Jesse Jackson, wife hospitalized with COVID-19

The civil rights pioneer was vaccinated in January.

Last Updated: August 16, 2021, 12:48 PM EDT

The United States is facing a COVID-19 surge this summer as the more contagious delta variant spreads.

More than 628,000 Americans have died from COVID-19 while over 4.4 million people have died from the disease worldwide, according to real-time data compiled by the Center for Systems Science and Engineering at Johns Hopkins University.

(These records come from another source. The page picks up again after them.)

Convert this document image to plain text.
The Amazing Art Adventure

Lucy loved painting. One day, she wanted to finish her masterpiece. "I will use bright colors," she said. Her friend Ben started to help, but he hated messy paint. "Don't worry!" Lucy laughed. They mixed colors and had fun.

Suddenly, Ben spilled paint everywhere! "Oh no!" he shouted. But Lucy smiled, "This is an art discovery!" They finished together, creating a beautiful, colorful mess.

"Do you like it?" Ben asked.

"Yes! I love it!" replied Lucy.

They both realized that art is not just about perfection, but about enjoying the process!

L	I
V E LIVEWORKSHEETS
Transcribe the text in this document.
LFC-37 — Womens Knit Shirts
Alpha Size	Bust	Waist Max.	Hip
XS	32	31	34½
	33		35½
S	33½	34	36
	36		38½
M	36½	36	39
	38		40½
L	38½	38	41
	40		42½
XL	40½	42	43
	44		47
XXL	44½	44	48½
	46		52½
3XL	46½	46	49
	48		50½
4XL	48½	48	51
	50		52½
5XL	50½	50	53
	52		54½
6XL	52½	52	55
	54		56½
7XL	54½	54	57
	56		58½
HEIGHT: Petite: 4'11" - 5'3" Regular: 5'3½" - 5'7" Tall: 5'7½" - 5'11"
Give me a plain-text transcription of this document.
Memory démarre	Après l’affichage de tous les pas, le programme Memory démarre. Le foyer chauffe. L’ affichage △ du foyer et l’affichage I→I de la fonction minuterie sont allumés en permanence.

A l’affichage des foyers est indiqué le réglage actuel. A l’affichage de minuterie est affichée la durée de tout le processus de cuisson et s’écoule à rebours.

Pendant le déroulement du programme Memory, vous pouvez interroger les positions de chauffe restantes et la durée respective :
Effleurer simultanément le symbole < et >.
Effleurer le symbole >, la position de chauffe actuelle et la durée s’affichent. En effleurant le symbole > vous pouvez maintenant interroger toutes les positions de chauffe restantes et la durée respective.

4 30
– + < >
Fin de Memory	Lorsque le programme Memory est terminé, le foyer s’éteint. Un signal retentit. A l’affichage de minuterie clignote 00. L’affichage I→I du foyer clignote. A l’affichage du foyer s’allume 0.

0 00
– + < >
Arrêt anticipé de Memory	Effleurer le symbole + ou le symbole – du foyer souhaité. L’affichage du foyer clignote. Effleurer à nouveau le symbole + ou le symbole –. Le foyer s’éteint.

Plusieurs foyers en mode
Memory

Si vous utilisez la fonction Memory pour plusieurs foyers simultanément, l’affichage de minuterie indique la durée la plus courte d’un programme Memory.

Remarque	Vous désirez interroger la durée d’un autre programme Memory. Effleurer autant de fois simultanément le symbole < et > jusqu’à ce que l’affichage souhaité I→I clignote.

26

Just 59.9% of Americans ages 12 and up are fully vaccinated against COVID-19, according to data from the Centers for Disease Control and Prevention.

Latest headlines:

Here's how the news is developing today. All times Eastern.
Aug 16, 2021, 12:48 PM EDT

Pfizer/BioNTech submit early booster shot data to FDA

Pfizer/BioNTech have submitted early booster shot data to the Food and Drug Administration. 

A woman receives the Pfizer-BioNTech coronavirus disease vaccine as a booster dose at Skippack Pharmacy in Schwenksville, Pa., Aug. 14, 2021.
Hannah Beier/Reuters

Phase 1 data found that people given a third shot eight to nine months after their primary doses had a boosted immune response and higher neutralizing antibody levels against the delta variant.

Pfizer/BioNTech plan to continue to study booster shots and submit additional data to the FDA.

It's not clear when or if the FDA and Centers for Disease Control and Prevention might recommend booster doses for all. Only severely immunocompromised people are currently eligible.

-ABC News' Sony Salzman

Aug 16, 2021, 11:45 AM EDT

Vaccines mandated for all New York health workers

All health workers in New York state, public and private, must get vaccinated by Sept. 27, Gov. Andrew Cuomo announced Monday.

A health center advertises for the COVID-19 vaccine in a neighborhood near Brighton Beach on July 22, 2021, in the Brooklyn borough of New York.
Spencer Platt/Getty Images, FILE

This includes staff at hospitals and long-term care facilities, including nursing homes, adult care and other congregate care settings.

Seventy-five percent of the state's hospital workers and 68% of nursing home workers are already vaccinated.

-ABC News' Aaron Katersky

Aug 16, 2021, 11:19 AM EDT

Doctor talks treating kids with RSV, COVID-19

As COVID-19 cases surge pediatricians are experiencing a first: sick children facing both respiratory syncytial virus, or RSV, and COVID-19.

The emergency entrance is seen at Nemours Children's Hospital in Orlando, Fla., Aug. 14, 2021.
Paul Hennessy/SOPA Images via Shutterstock

"We've not seen this before -- we have two very highly contagious respiratory viruses circulating at the same time, particularly throughout the South around Texas and neighboring states," Dr. Jim Versalovic, pathologist-in-chief at Texas Children's Hospital, told ABC News Live on Monday.

Infants, young children and older adults are most at-risk for RSV, a respiratory virus that's usually more prevalent in the fall and winter. RSV kills 100 to 500 children under 5 each year, according to the Centers for Disease Control and Prevention.

"It's not surprising now to see children being impacted with both viruses, particularly infants and young children who are most susceptible to respiratory syncytial virus," Versalovic said.

He said in "recent weeks we've had 30% or more of our pediatric ICU beds [filled] with RSV infections," including some children also with COVID-19, which "could "mean more severe respiratory illness."

"We do know how to treat these children with RSV and with COVID. And so, for now we're managing that, but it is certainly a new challenge for us," Versalovic said.

Parents walk their children on the first day of school at West Tampa Elementary School in Tampa, Fla., Aug. 10, 2021.
Octavio Jones/Reuters

Aug 16, 2021, 9:58 AM EDT

Positivity rate climbs to 25% at Children's Hospital New Orleans

The positivity rate has climbed to 25% at Children's Hospital New Orleans, Dr. Mark Kline, the hospital's physician-in-chief, told ABC News on Sunday.

The hospital had 12 pediatric patients on Sunday. Half of them were under 2 years old, Kline said.

Five of the 12 patients in the hospital were in the ICU: an 8-week-old, a 3-month-old, a 13-month-old, a 23-month-old and a 17-year-old, Kline said.

"As we see more children infected and ill with COVID-19, it occurs to me that our children have become the collateral damage of many adults who frame refusal of masks and vaccines as an issue of personal freedom rather than the common-sense public health measures that they are," Kline said.

"Children currently have no way out of this pandemic other than through the advocacy and personal responsibility of their parents and all adults," Kline added. "So far, we are failing them miserably."